There’s something about a rebel who lives life on his own terms that is like a magnet: it’s sometimes hard to turn away and that’s how many were responding to celebrity Anthony Bourdain’s passing. Chef, writer, adventurer, provocateur. Bourdain certainly lived his life unabashedly, and a few weeks ago I was able to catch the documentary on HBO – Roadrunner: A Film about Anthony Bourdain. The movie chooses to celebrate the life of someone who left his mark and also showcase the guy behind the gruff exterior, more mature and mellowed out, or at the very least as time progressed, more meditative.

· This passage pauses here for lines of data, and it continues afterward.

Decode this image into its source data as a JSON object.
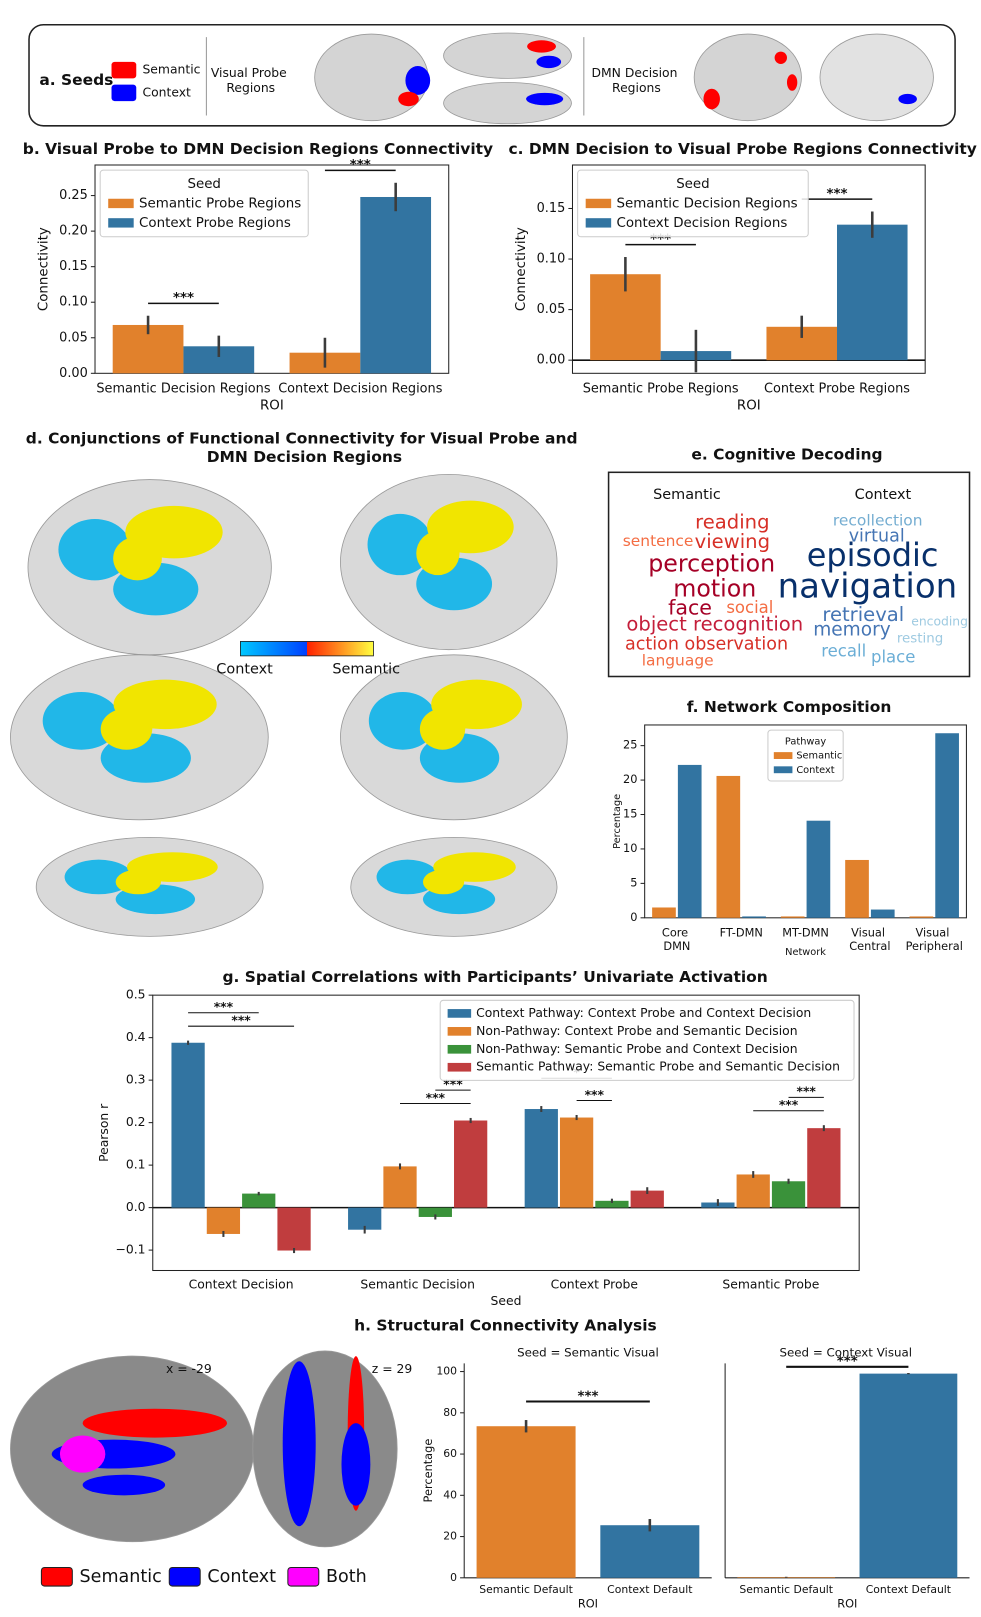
{
  "seeds": {
    "title": "a. Seeds",
    "legend": [
      {
        "label": "Semantic",
        "color": "#ff0000"
      },
      {
        "label": "Context",
        "color": "#0000ff"
      }
    ],
    "regions": [
      "Visual Probe Regions",
      "DMN Decision Regions"
    ]
  },
  "conjunctions": {
    "title": "d. Conjunctions of Functional Connectivity for Visual Probe and DMN Decision Regions",
    "colorbar": [
      "Context",
      "Semantic"
    ]
  },
  "decoding": {
    "title": "e. Cognitive Decoding",
    "groups": [
      {
        "name": "Semantic",
        "terms": [
          {
            "text": "reading",
            "color": "#d73027"
          },
          {
            "text": "sentence",
            "color": "#f46d43"
          },
          {
            "text": "viewing",
            "color": "#d73027"
          },
          {
            "text": "perception",
            "color": "#a50026"
          },
          {
            "text": "motion",
            "color": "#a50026"
          },
          {
            "text": "face",
            "color": "#a50026"
          },
          {
            "text": "social",
            "color": "#f46d43"
          },
          {
            "text": "object recognition",
            "color": "#c41e3a"
          },
          {
            "text": "action observation",
            "color": "#d73027"
          },
          {
            "text": "language",
            "color": "#f46d43"
          }
        ]
      },
      {
        "name": "Context",
        "terms": [
          {
            "text": "recollection",
            "color": "#74add1"
          },
          {
            "text": "virtual",
            "color": "#4575b4"
          },
          {
            "text": "episodic",
            "color": "#08306b"
          },
          {
            "text": "navigation",
            "color": "#08306b"
          },
          {
            "text": "retrieval",
            "color": "#4575b4"
          },
          {
            "text": "encoding",
            "color": "#9ecae1"
          },
          {
            "text": "memory",
            "color": "#4575b4"
          },
          {
            "text": "resting",
            "color": "#9ecae1"
          },
          {
            "text": "recall",
            "color": "#6baed6"
          },
          {
            "text": "place",
            "color": "#6baed6"
          }
        ]
      }
    ]
  },
  "structural": {
    "title": "h. Structural Connectivity Analysis",
    "slices": [
      "x = -29",
      "z = 29"
    ],
    "legend": [
      {
        "label": "Semantic",
        "color": "#ff0000"
      },
      {
        "label": "Context",
        "color": "#0000ff"
      },
      {
        "label": "Both",
        "color": "#ff00ff"
      }
    ]
  },
  "chart_data": [
    {
      "type": "bar",
      "title": "b. Visual Probe to DMN Decision Regions Connectivity",
      "y_label": "Connectivity",
      "x_label": "ROI",
      "categories": [
        "Semantic Decision Regions",
        "Context Decision Regions"
      ],
      "legend_title": "Seed",
      "legend": "upper left",
      "series": [
        {
          "name": "Semantic Probe Regions",
          "color": "#e1812c",
          "values": [
            0.068,
            0.029
          ],
          "errors": [
            0.013,
            0.021
          ]
        },
        {
          "name": "Context Probe Regions",
          "color": "#3274a1",
          "values": [
            0.038,
            0.248
          ],
          "errors": [
            0.015,
            0.02
          ]
        }
      ],
      "ylim": [
        0,
        0.293
      ],
      "yticks": [
        {
          "value": 0,
          "label": "0.00"
        },
        0.05,
        {
          "value": 0.1,
          "label": "0.10"
        },
        0.15,
        {
          "value": 0.2,
          "label": "0.20"
        },
        0.25
      ],
      "annotations": [
        {
          "text": "***",
          "category": 0,
          "pair": [
            0,
            1
          ]
        },
        {
          "text": "***",
          "category": 1,
          "pair": [
            0,
            1
          ]
        }
      ]
    },
    {
      "type": "bar",
      "title": "c. DMN Decision to Visual Probe Regions Connectivity",
      "y_label": "Connectivity",
      "x_label": "ROI",
      "categories": [
        "Semantic Probe Regions",
        "Context Probe Regions"
      ],
      "legend_title": "Seed",
      "legend": "upper left",
      "series": [
        {
          "name": "Semantic Decision Regions",
          "color": "#e1812c",
          "values": [
            0.085,
            0.033
          ],
          "errors": [
            0.017,
            0.011
          ]
        },
        {
          "name": "Context Decision Regions",
          "color": "#3274a1",
          "values": [
            0.009,
            0.134
          ],
          "errors": [
            0.021,
            0.013
          ]
        }
      ],
      "ylim": [
        -0.013,
        0.193
      ],
      "yticks": [
        {
          "value": 0,
          "label": "0.00"
        },
        0.05,
        {
          "value": 0.1,
          "label": "0.10"
        },
        0.15
      ],
      "annotations": [
        {
          "text": "***",
          "category": 0,
          "pair": [
            0,
            1
          ]
        },
        {
          "text": "***",
          "category": 1,
          "pair": [
            0,
            1
          ]
        }
      ]
    },
    {
      "type": "bar",
      "title": "f. Network Composition",
      "y_label": "Percentage",
      "x_label": "Network",
      "categories": [
        "Core DMN",
        "FT-DMN",
        "MT-DMN",
        "Visual Central",
        "Visual Peripheral"
      ],
      "legend_title": "Pathway",
      "legend": "upper center",
      "series": [
        {
          "name": "Semantic",
          "color": "#e1812c",
          "values": [
            1.5,
            20.6,
            0.2,
            8.4,
            0.2
          ]
        },
        {
          "name": "Context",
          "color": "#3274a1",
          "values": [
            22.2,
            0.2,
            14.1,
            1.2,
            26.8
          ]
        }
      ],
      "ylim": [
        0,
        28
      ],
      "yticks": [
        0,
        5,
        10,
        15,
        20,
        25
      ]
    },
    {
      "type": "bar",
      "title": "g. Spatial Correlations with Participants’ Univariate Activation",
      "y_label": "Pearson r",
      "x_label": "Seed",
      "categories": [
        "Context Decision",
        "Semantic Decision",
        "Context Probe",
        "Semantic Probe"
      ],
      "legend": "upper right",
      "series": [
        {
          "name": "Context Pathway: Context Probe and Context Decision",
          "color": "#3274a1",
          "values": [
            0.388,
            -0.052,
            0.232,
            0.012
          ],
          "errors": [
            0.005,
            0.009,
            0.007,
            0.008
          ]
        },
        {
          "name": "Non-Pathway: Context Probe and Semantic Decision",
          "color": "#e1812c",
          "values": [
            -0.062,
            0.097,
            0.212,
            0.078
          ],
          "errors": [
            0.007,
            0.007,
            0.006,
            0.008
          ]
        },
        {
          "name": "Non-Pathway: Semantic Probe and Context Decision",
          "color": "#3a923a",
          "values": [
            0.033,
            -0.022,
            0.016,
            0.062
          ],
          "errors": [
            0.004,
            0.006,
            0.005,
            0.006
          ]
        },
        {
          "name": "Semantic Pathway: Semantic Probe and Semantic Decision",
          "color": "#c03d3e",
          "values": [
            -0.101,
            0.205,
            0.04,
            0.187
          ],
          "errors": [
            0.006,
            0.006,
            0.008,
            0.007
          ]
        }
      ],
      "ylim": [
        -0.148,
        0.5
      ],
      "yticks": [
        {
          "value": -0.1,
          "label": "−0.1"
        },
        {
          "value": 0,
          "label": "0.0"
        },
        0.1,
        0.2,
        0.3,
        0.4,
        0.5
      ],
      "annotations": [
        {
          "text": "***",
          "category": 0,
          "pair": [
            0,
            3
          ]
        },
        {
          "text": "***",
          "category": 0,
          "pair": [
            0,
            2
          ]
        },
        {
          "text": "***",
          "category": 1,
          "pair": [
            1,
            3
          ]
        },
        {
          "text": "***",
          "category": 1,
          "pair": [
            2,
            3
          ]
        },
        {
          "text": "***",
          "category": 2,
          "pair": [
            1,
            2
          ]
        },
        {
          "text": "*",
          "category": 2,
          "pair": [
            0,
            2
          ]
        },
        {
          "text": "***",
          "category": 3,
          "pair": [
            1,
            3
          ]
        },
        {
          "text": "***",
          "category": 3,
          "pair": [
            2,
            3
          ]
        }
      ]
    },
    {
      "type": "bar",
      "title": "Seed = Semantic Visual",
      "y_label": "Percentage",
      "x_label": "ROI",
      "categories": [
        "Semantic Default",
        "Context Default"
      ],
      "values": [
        73.5,
        25.5
      ],
      "errors": [
        3,
        3
      ],
      "colors": [
        "#e1812c",
        "#3274a1"
      ],
      "ylim": [
        0,
        104
      ],
      "yticks": [
        0,
        20,
        40,
        60,
        80,
        100
      ],
      "annotations": [
        {
          "text": "***",
          "categories": [
            0,
            1
          ]
        }
      ]
    },
    {
      "type": "bar",
      "title": "Seed = Context Visual",
      "x_label": "ROI",
      "categories": [
        "Semantic Default",
        "Context Default"
      ],
      "values": [
        0.3,
        99
      ],
      "errors": [
        0.2,
        0.3
      ],
      "colors": [
        "#e1812c",
        "#3274a1"
      ],
      "ylim": [
        0,
        104
      ],
      "annotations": [
        {
          "text": "***",
          "categories": [
            0,
            1
          ]
        }
      ]
    }
  ]
}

But I am not a movie critic so if you are interested you can go check out the movie cause here we talk about Trusts and Estates baby and details of his estate grabbed equally as much attention. Initially, reports were that his net worth was only $1.2 million. The court records of his Will included $425,000 in cash and savings, $500,000 in intangibles such as royalties and residuals from his books and television show, $35,000 in brokerage accounts, and $250,000 in personal property. Then there were reports that there is a Trust separate from his Will. If this is true, then his heirs will receive far more than the assets listed in the probate court.
As we have discussed many many many times, there are many many many benefits to using a trust!
The effectiveness of a trust is apparent because nobody knows with any certainty the assets that were owned by Anthony Bourdain at the time of his passing. Trusts are generally private. This means creditors don’t know what you have, or whether it is worth their while to seek payment. This also means you won’t have the problem the Prince Estate had with people coming out of the woodwork claiming to be an heir. The beneficiaries are those named in the trust. Period. So yes, it makes sense that he would have put the bulk of his wealth into a trust to spare his daughter and spouse the scrutiny of the public eye.
Now you might be thinking, Spouse? What Spouse? Wasn’t he dating that Italian lady that got famous for outing Harry Weinstein? Yup, that’s right, although Anthony Bourdain and Ottavia Busia were officially separated in 2016, they were STILL in the process of divorcing when the 61-year-old Bourdain committed suicide while on a film shoot in France.

It was Ottavia that filed his Will in New York Court which leaves the bulk of his assets to his daughter, Ariane. She is to receive a distribution at age 25, another distribution at 30, and the rest of the money will be released to her age 35. Distributing the money through the trust prevents Ariane from receiving her inheritance in full at age 18, when she may not yet be mature enough to properly handle finances. Ottavia is the executor of the will. (In Florida, the executor of a will is referred to as a “personal representative.”)
But here’s the issue: since the couple was still married, it looks like Ottavia was entitled to a piece of his estate… and it could be a substantial piece. If she decided to go that path, Bourdain’s estranged wife could exercise her right to her share of his estate. The “elective share” in most states allows the spouse to decide whether to take the share allotted to them under the statute regardless of the estate plan, or to take under the estate plan as written. This is how it works in Florida.

In Bourdain’s case, this didn’t happen. It is not publicly known whether Ottavia (i) waived her right of election, was disqualified under an agreement like a prenup or postnup, (iii) received sufficient non-probate assets to reduce her right of election to zero, or (iv) simply elected not to exercise her right of election because the property was otherwise passing in trust for her daughter.

Divorces and spousal separations require careful analysis in the estate planning arena. A person’s estate plan can be affected by a surviving spouse even though the spouse has been separated for many years. Further, when you have had multiple marriages, it is important to analyze whether a prior spouse has any rights under a divorce settlement that could frustrate a client’s plan or impair a surviving spouse’s inheritance or right of election. Talk to your estate planning attorney.